Pension Obligation Bonds Could Unravel Pension Reform Victory
POBs gamble with the hard earned money of both current and future taxpayers.
A proposal to issue pension obligation bonds (POBs) to meet the annual required contribution (ARC) to the Pennsylvania State Employees’ Retirement System, may be presented to the legislature in the next week. Issuance of POBs will undo much of the pension reform success of this past year, add to Pennsylvania’s long term structural deficit, delay needed budgetary reforms by masking the cash flow problem, and potentially result in a higher future tax burden.
The pension reform achieved just one month ago requires the commonwealth to fully fund its share of the defined contribution plan each year. This statutory requirement ensures that no further long-term liabilities can accrue from the typical annual underfunding. POBs circumvent this pillar of reform by enabling the State to borrow a portion of the ARC and placing this borrowed capital into the pension fund. Future taxpayers are liable for payments on this new debt. Far from actually funding this year’s pension contribution, POBs encumber future taxpayers with this year’s pension funding costs.
POBs place the Commonwealth’s economic security at risk by gambling with the hard earned money of both current and future taxpayers. Supporters of POBs hope to invest proceeds from the bonds into investment vehicles with a rate of return in excess of the interest payments on the bonds. For instance, earning 5 percent returns on bonds issued at 3 percent equals a 2 percent net return on borrowed money. But POBs have a 30 year history of often failing to earn a rate of return greater than the interest rate on the bond. Thus, POBs will likely compound the pension crisis. This could saddle taxpayers with higher taxes, reduced state services or both. While profitable POB arbitrage is possible, this rarely occurs and is largely due to circumstances outside the control of state governments.

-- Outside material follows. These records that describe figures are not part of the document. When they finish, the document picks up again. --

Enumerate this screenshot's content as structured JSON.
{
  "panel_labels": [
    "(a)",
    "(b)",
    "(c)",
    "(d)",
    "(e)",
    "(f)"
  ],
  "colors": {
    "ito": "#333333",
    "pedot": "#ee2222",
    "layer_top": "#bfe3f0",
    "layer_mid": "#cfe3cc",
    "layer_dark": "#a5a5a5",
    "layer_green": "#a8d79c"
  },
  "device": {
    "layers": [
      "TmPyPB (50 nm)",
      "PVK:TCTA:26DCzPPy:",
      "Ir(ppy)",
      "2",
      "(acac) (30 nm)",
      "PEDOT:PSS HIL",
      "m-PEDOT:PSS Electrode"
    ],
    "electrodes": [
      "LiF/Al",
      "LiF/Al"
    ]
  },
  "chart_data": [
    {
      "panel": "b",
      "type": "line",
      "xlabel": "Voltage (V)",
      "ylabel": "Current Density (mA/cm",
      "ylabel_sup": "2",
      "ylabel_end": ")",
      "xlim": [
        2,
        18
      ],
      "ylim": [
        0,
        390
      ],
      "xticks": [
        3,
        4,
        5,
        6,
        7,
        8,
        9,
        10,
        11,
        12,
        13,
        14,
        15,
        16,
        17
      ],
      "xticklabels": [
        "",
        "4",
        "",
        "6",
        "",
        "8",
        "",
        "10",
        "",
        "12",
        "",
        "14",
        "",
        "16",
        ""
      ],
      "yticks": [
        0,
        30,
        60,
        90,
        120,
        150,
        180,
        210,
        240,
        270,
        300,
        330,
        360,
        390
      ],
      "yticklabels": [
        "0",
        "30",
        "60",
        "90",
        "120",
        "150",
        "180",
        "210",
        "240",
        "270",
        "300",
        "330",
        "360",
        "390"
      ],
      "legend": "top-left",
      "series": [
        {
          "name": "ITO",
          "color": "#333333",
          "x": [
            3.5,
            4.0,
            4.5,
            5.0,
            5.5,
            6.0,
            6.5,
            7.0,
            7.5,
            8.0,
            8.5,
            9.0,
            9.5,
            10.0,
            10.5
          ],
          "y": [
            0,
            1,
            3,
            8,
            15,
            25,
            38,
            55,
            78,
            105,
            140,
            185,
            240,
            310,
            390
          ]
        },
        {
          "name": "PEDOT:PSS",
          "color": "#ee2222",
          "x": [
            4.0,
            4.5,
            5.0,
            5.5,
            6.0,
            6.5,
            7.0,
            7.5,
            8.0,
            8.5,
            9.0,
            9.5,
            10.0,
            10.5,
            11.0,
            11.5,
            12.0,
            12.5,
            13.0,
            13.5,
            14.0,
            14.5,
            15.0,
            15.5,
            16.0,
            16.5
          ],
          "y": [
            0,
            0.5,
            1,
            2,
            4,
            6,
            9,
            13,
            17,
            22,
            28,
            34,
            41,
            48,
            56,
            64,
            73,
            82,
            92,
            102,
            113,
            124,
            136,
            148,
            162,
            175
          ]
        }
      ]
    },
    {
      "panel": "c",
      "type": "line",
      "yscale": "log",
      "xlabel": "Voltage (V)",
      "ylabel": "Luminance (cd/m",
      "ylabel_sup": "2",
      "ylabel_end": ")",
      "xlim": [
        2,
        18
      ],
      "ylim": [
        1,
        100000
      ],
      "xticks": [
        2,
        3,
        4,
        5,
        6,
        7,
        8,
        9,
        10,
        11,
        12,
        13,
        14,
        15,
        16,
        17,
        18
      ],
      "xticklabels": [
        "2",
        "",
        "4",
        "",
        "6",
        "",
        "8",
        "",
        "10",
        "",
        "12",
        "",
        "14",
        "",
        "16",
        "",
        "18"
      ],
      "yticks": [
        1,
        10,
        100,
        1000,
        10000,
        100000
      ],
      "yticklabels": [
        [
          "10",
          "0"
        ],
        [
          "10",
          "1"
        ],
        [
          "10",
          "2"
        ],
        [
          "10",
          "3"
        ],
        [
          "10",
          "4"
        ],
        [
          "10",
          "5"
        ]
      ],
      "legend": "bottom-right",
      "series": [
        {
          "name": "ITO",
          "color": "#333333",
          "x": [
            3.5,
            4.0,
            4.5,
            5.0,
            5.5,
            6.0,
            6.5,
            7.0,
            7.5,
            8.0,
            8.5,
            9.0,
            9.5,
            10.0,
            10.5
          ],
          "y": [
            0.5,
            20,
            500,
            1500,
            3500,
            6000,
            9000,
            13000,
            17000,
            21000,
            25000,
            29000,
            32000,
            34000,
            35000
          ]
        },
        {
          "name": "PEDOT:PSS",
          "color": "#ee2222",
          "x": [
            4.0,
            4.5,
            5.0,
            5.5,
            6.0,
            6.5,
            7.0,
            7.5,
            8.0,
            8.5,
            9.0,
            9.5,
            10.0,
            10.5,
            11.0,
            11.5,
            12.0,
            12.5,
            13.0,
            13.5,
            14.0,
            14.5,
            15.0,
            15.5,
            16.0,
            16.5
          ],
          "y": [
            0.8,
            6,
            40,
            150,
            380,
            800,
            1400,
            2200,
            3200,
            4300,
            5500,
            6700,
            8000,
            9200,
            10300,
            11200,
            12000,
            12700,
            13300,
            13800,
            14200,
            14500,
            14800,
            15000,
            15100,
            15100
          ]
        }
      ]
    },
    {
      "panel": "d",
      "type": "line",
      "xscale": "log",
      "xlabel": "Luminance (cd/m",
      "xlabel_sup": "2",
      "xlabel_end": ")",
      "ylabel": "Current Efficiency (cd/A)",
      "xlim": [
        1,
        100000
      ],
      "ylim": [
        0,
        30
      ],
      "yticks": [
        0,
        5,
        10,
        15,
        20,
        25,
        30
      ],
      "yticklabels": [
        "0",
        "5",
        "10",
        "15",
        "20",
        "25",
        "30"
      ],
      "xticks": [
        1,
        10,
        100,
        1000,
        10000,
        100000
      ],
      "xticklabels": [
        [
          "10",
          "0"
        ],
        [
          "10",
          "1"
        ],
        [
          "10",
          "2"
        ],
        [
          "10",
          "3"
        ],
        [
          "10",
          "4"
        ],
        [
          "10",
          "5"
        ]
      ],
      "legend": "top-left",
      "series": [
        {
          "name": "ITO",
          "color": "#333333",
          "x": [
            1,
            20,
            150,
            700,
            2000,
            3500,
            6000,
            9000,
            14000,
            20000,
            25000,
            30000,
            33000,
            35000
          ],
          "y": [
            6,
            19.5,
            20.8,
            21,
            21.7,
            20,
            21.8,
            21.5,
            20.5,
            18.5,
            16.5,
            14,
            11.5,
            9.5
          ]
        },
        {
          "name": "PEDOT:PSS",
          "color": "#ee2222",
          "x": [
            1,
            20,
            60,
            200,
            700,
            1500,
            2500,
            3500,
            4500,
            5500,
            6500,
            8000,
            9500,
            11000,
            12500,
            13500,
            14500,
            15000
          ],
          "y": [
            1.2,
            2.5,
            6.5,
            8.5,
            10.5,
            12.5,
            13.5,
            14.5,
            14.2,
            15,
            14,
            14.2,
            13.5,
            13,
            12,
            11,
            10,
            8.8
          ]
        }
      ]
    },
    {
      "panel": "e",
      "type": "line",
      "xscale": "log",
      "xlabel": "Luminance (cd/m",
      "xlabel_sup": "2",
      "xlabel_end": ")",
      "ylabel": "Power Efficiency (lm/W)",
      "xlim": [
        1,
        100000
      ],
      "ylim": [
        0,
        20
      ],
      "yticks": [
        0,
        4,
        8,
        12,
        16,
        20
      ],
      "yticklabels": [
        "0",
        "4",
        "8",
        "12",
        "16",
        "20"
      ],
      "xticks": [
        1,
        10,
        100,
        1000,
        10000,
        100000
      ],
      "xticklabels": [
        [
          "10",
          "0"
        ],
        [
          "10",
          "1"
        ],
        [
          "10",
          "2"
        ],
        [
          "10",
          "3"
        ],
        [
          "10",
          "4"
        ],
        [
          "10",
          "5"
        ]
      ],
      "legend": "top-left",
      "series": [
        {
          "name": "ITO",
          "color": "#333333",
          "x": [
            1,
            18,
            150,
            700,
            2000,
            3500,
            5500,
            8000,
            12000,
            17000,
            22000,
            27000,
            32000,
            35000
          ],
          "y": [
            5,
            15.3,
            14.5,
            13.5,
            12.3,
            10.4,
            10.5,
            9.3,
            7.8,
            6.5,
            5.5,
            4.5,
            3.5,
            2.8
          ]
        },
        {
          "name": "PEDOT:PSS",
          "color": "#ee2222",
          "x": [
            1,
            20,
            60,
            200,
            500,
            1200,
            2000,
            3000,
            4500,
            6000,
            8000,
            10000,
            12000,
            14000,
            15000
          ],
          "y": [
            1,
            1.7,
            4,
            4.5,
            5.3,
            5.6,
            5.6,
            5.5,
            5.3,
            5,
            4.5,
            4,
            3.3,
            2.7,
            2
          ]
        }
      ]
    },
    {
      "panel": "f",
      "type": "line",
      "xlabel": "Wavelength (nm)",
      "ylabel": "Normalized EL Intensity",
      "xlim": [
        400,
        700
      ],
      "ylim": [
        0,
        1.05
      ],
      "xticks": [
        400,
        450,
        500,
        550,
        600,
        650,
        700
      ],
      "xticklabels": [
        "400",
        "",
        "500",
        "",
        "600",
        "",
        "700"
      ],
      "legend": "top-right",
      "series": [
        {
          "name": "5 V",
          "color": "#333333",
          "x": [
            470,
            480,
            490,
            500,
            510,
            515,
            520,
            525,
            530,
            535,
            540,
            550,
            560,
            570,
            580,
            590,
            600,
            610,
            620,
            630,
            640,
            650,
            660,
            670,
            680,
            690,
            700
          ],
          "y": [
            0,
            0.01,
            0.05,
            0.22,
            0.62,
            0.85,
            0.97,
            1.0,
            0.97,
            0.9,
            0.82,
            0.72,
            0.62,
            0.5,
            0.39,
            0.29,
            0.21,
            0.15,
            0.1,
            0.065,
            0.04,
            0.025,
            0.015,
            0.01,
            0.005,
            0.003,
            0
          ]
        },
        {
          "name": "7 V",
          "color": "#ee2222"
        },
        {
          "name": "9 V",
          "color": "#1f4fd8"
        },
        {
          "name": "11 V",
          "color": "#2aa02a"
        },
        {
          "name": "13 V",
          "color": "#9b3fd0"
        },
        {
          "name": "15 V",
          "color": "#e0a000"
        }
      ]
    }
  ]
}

Two recent examples of this arbitrage failing to materialize occurred in Illinois and New Jersey. Illinois issued POBs of $10 billion dollars in 2003, $3.5 billion dollars in 2010, and $3.7 billion dollars in 2011. The current debt service on these bonds is a significant factor behind the ongoing budget crises and historic tax increases, such as the 66 percent increase of Illinois’s income tax rate in 2011. In 1997, New Jersey issued $2.8 billion dollars of pension obligation bonds at an average interest rate of 7.64 percent. The desired opportunity for arbitrage failed to materialize as the rate of return has lagged behind their all-in total interest cost. In fact, the 10 year return through 2015 (7.05 percent) was 0.59 percent below the POBs rate. For that 10 year period, every $1 of investment income generated in the pension fund from the POBs cost the state approximately $1.08 in bond interest payments – a net loss. This mistake two decades ago is likely to compound New Jersey’s budget challenges in the late 2020s when the POBs finally mature. Despite these examples, proponents of POBs seek to implement a similar scheme in Pennsylvania.
All considered, it’s no surprise the nonpartisan Government Finance Officers Association (GFOA) “recommends that state and local governments do not issue POBs,” summarizing the fiscal threat posed by POBs as follows: “In recent years, local jurisdictions across the country have faced increased financial stress as a result of their reliance on POBs, demonstrating the significant risks associated with these instruments for both small and large governments.”
Issuance of POBs will negate the recent pension reform victory by shifting current pension costs to future taxpayers and gambling the commonwealth’s fiscal health on risky arbitrage. Spending reforms (such as priority based budgeting concepts explained in the State Budget Reform Toolkit) should be explored as the alternative to such risky financial measures.